Anständiger und zielführender wäre es, man ließe den ganzen Duell-Quark nicht wie einen internationalen Frühschoppen von vier Journalisten aus fünf Sendern moderieren, sondern machte eine wirkliche Frage- und Antwortsendung draus. Das aber hieße: Keine Weichspül-Bedingungen der Kandidaten – und kein Proporz bei den Sendern.
So aber wurde kein Duell aus dem Abend.
Halten wir also fest: Angela Merkel wird auch weiterhin mit den Ackermännern dieser Welt auf Staatskosten zu Abend essen, zur Not auch an deren Geburtstag: "Ich würde wieder Abendessen machen, bei denen sich immer Menschen miteinander treffen, die sich füreinander interessieren", sagt Merkel und vor dem inneren Auge des Zuschauers erscheint schon eine Kittelschürze über Merkels Hosenanzug.

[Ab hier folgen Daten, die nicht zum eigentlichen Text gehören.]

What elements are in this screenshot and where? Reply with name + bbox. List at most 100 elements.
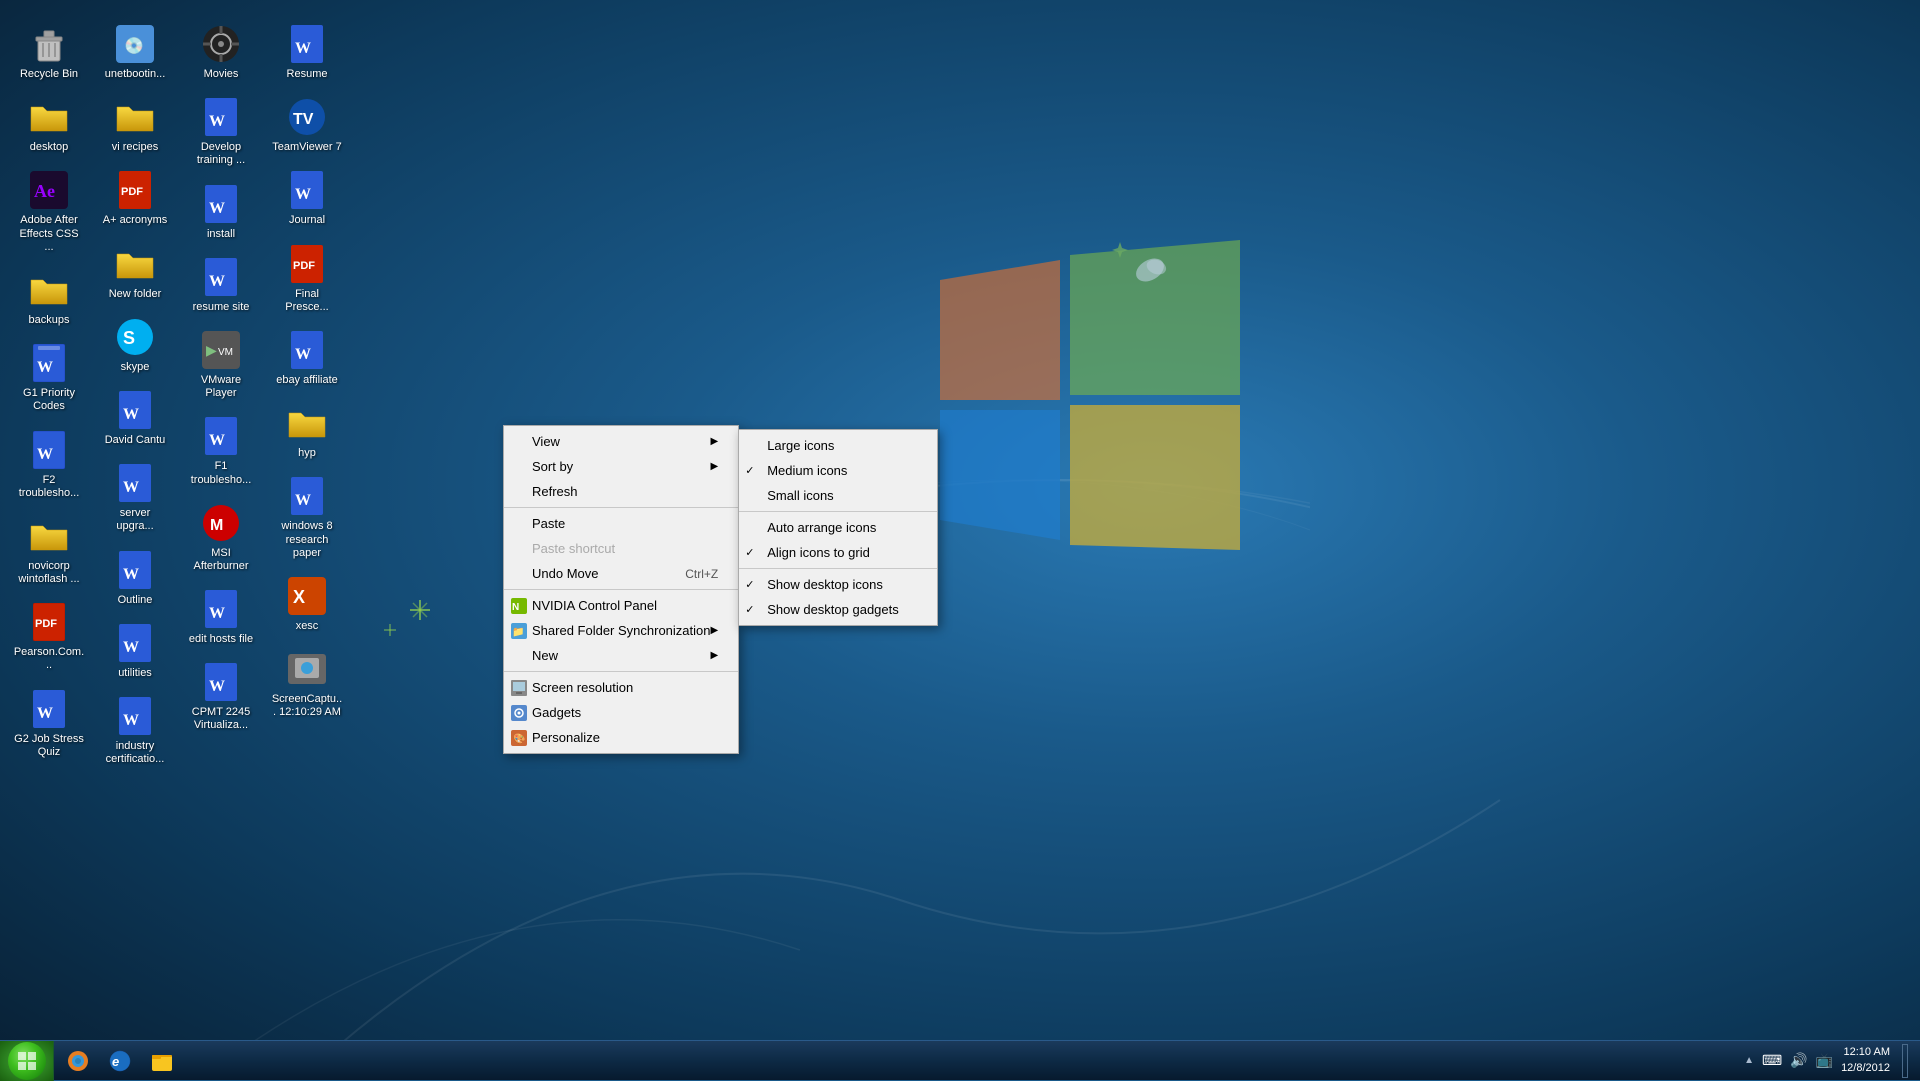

Und Steinmeier will bis 2013 einen Plan haben, wie man aus Afghanistan wieder rauskommt – auch wenn ihn RTL-Nachrichtenchef Peter Kloeppel hartnäckig missversteht und auf einen Abzug spätestens in vier Jahren festzunageln versucht. Doch dafür muss es am Hindukusch eben besser laufen als im Moment, versichert Steinmerkel ganz eins miteinander.
Weil das nicht sonderlich aufregend ist, müssen die FragerInnen ran: Maybritt Illner bleibt zahm und kommt aus ihrer Moderatorenrolle nicht heraus. Peter Limbourg, gern geschmähter Frontmann von Sat.1 und für den so genannten Nachrichtenkanal N24, ist überraschend gut, RTL-Kloeppel fragt souverän, doch findet sich selbst wie immer ein bisschen zu toll.

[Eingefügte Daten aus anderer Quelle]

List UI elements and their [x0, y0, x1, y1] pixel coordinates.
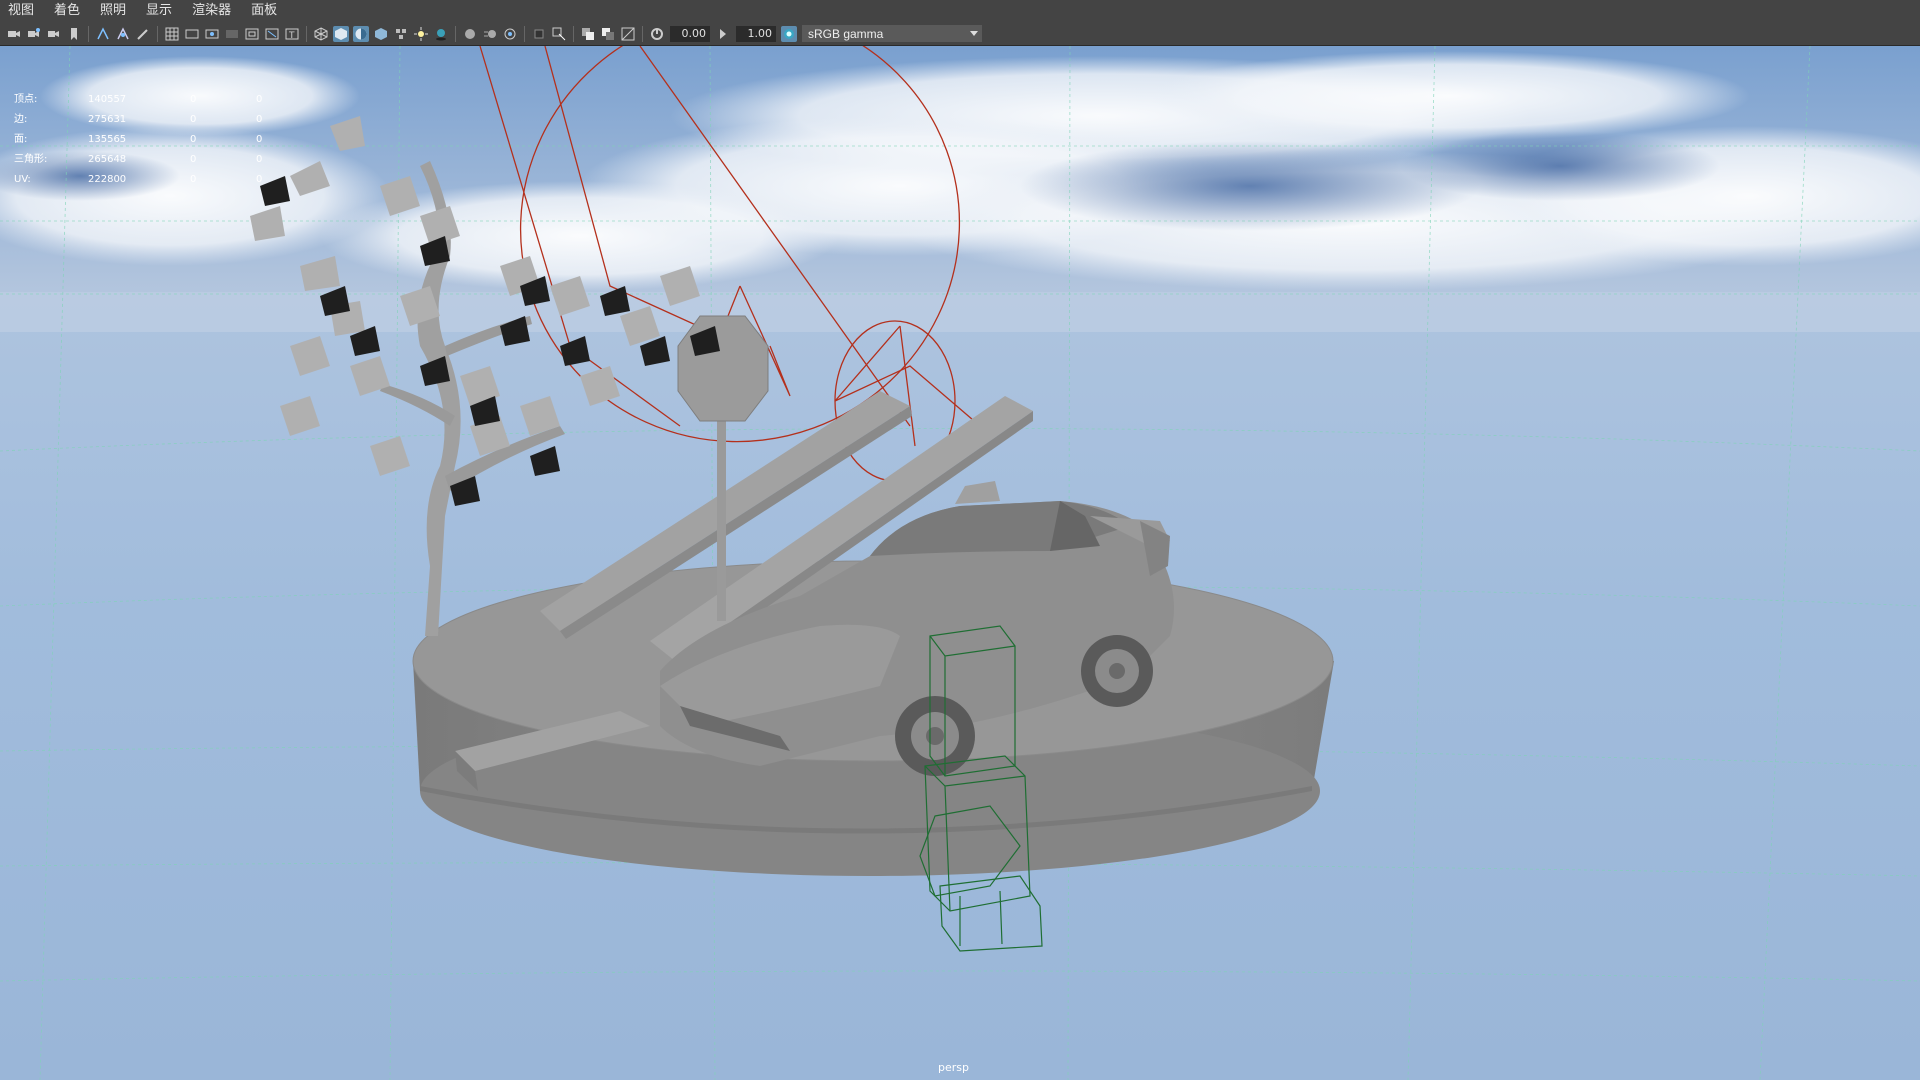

Frank Plasberg, anstelle der früher auf den Kanzler-Job abonnierten Anne Will für die ARD im Rennen, hat die persönliche Eitelkeit besser im Griff: Ob sich die SPD angesichts ihrer nicht gerade astronomischen Umfragewerte nicht lieber erstmal "in der Opposition reanimieren" wolle, fragt Plasberg, um sich dann schnell noch auf "regenerieren" zu verbessern und "das sollte keine Polemik sein" hinzufügt. "Das können wir diesem Land nicht antun", sagt Steinmeier und muss selber Lachen.
Denn SPD in der Opposition, das zeigt dieses "Duell", mag ja gerade noch angehn. Polemik ist in diesem Wahlkampf dagegen ausgeschlossen. Konsequenterweise heißt die Konstellation Schwarzgelb bei Maybritt Illner wenig später ja auch "Tigerenten-Koalition", und dann ist auch schon Zeit für's Schlusswort: "Ich will ehrlich sein: Wir sind mitten in der Krise und noch längst nicht über'n Berg", sagt die ehrliche Rothaut Steinmeier. Vertraut Mutti, sagt sinngemäß Angela Merkel.